In my view, the most important lesson of Twin Bay Village is that no such license exists, and that, however hard they labor in contrast to the outside passive owners, and however deserving they may feel, the controllers of a close corporation have immutable fiduciary responsibilities that do not admit of self-dealing and self-advancement at the other shareholders’ expense. As the referee eloquently wrote in his report:
The passivity of Petitioners, the minority shareholders, and the lifetime devotion of the Respondents, the majority shareholders, is not a legal justification for a breach or abandonment of the fiduciary obligations of the Respondents to the minority in their capacity as Officers and Directors of Twin Bay Village. The disparity in investment of personal time is likewise not a justification for failing to meet the obligations of disclosure and fair dealing that is imposed upon the Respondents as officers of the Corporation.

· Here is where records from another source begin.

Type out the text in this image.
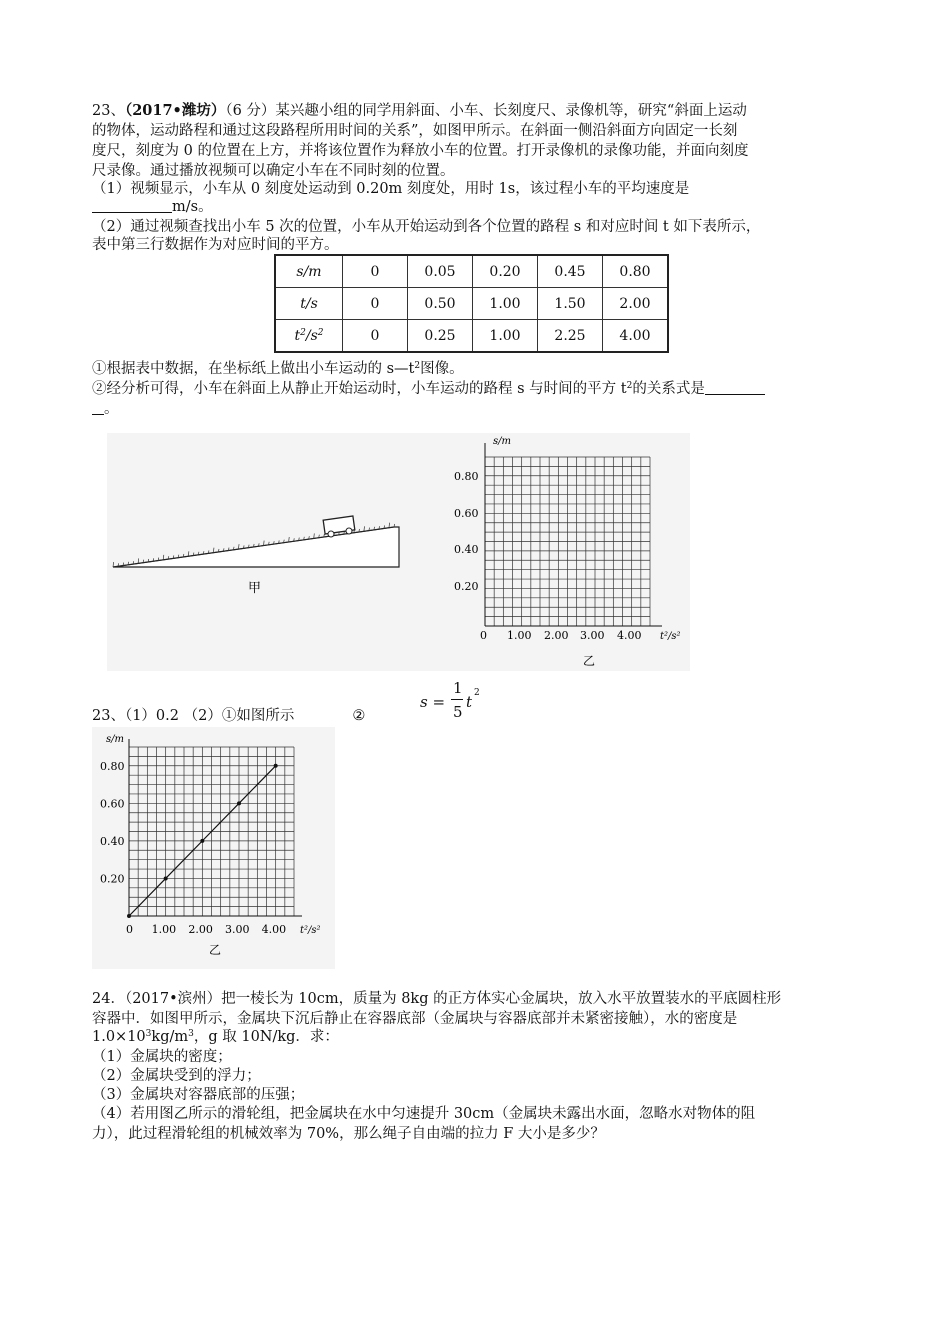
23、（2017•潍坊）（6 分）某兴趣小组的同学用斜面、小车、长刻度尺、录像机等，研究“斜面上运动

的物体，运动路程和通过这段路程所用时间的关系”，如图甲所示。在斜面一侧沿斜面方向固定一长刻

度尺，刻度为 0 的位置在上方，并将该位置作为释放小车的位置。打开录像机的录像功能，并面向刻度

尺录像。通过播放视频可以确定小车在不同时刻的位置。

（1）视频显示，小车从 0 刻度处运动到 0.20m 刻度处，用时 1s，该过程小车的平均速度是

m/s。

（2）通过视频查找出小车 5 次的位置，小车从开始运动到各个位置的路程 s 和对应时间 t 如下表所示，

表中第三行数据作为对应时间的平方。

s/m	0	0.05	0.20	0.45	0.80
t/s	0	0.50	1.00	1.50	2.00
$t^2/s^2$	0	0.25	1.00	2.25	4.00

①根据表中数据，在坐标纸上做出小车运动的 $s—t^2$图像。

②经分析可得，小车在斜面上从静止开始运动时，小车运动的路程 s 与时间的平方 $t^2$的关系式是

。

甲
s/m
0.80
0.60
0.40
0.20
0 1.00 2.00 3.00 4.00 t²/s²
乙

23、（1）0.2 （2）①如图所示	②

s =
1
5
t 2
s/m
t²/s²
乙
0.80
0.60
0.40
0.20
0 1.00 2.00 3.00 4.00

24．（2017•滨州）把一棱长为 10cm，质量为 8kg 的正方体实心金属块，放入水平放置装水的平底圆柱形

容器中．如图甲所示，金属块下沉后静止在容器底部（金属块与容器底部并未紧密接触），水的密度是

$1.0\times 10^3kg/m^3$，g 取 10N/kg．求：

（1）金属块的密度；

（2）金属块受到的浮力；

（3）金属块对容器底部的压强；

（4）若用图乙所示的滑轮组，把金属块在水中匀速提升 30cm（金属块未露出水面，忽略水对物体的阻

力），此过程滑轮组的机械效率为 70%，那么绳子自由端的拉力 F 大小是多少？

Twin Bay Village is an exaggerated version of a recurrent problem in all types of closely held business entities when there’s a significant disparity between, on the one hand, each owner’s contribution of money and/or sweat and, on the other hand, each owner’s equity stake. As always, the only truly effective preventative is a carefully drawn and regularly updated shareholder or operating agreement together with careful succession and estate planning in the case of a family-owned business.
My thanks to Benjamin Joelson, Esq. of Akerman LLP, attorney for the minority shareholders in Twin Bay Village, for providing copies of the referee’s meticulous reports which, for those interested in learning more about the case, are well worth reading their combined 108 pages.
Update March 30, 2018: The New York Court of Appeals, the state’s highest court, earlier this week turned down the majority shareholders’ application for leave to appeal from the Appellate Division’s affirmance of the trial court’s judgment.
Update June 14, 2018: It seems the majority shareholders can’t catch a break. Today, the Appellate Division, Third Department, handed down a decision rejecting their appeal from the lower court’s orders approving the receiver’s motion to confirm a $2.8 million contract of sale of the resort property. The court did not find credible the majority shareholders’ contention that the receiver had verbally agreed to their purchase of one of the corporation’s three parcels for $500,000. Read the decision here.
Update March 31, 2022: Wow! Four years later and the case still is not fully resolved. Today’s decision by the Appellate Division, Third Department, affirmed in part and reversed in part the lower court’s order confirming the receiver’s final accounting. Most of the majority shareholders’ miscellaneous objections to the accounting were rejected, the biggest of several exceptions being the receiver’s deduction of 100% of the capital gains tax on the sale of the resort property from the majority’s distributive share of the net proceeds. The case now goes back to the lower court for that and other adjustments ordered by the appellate panel.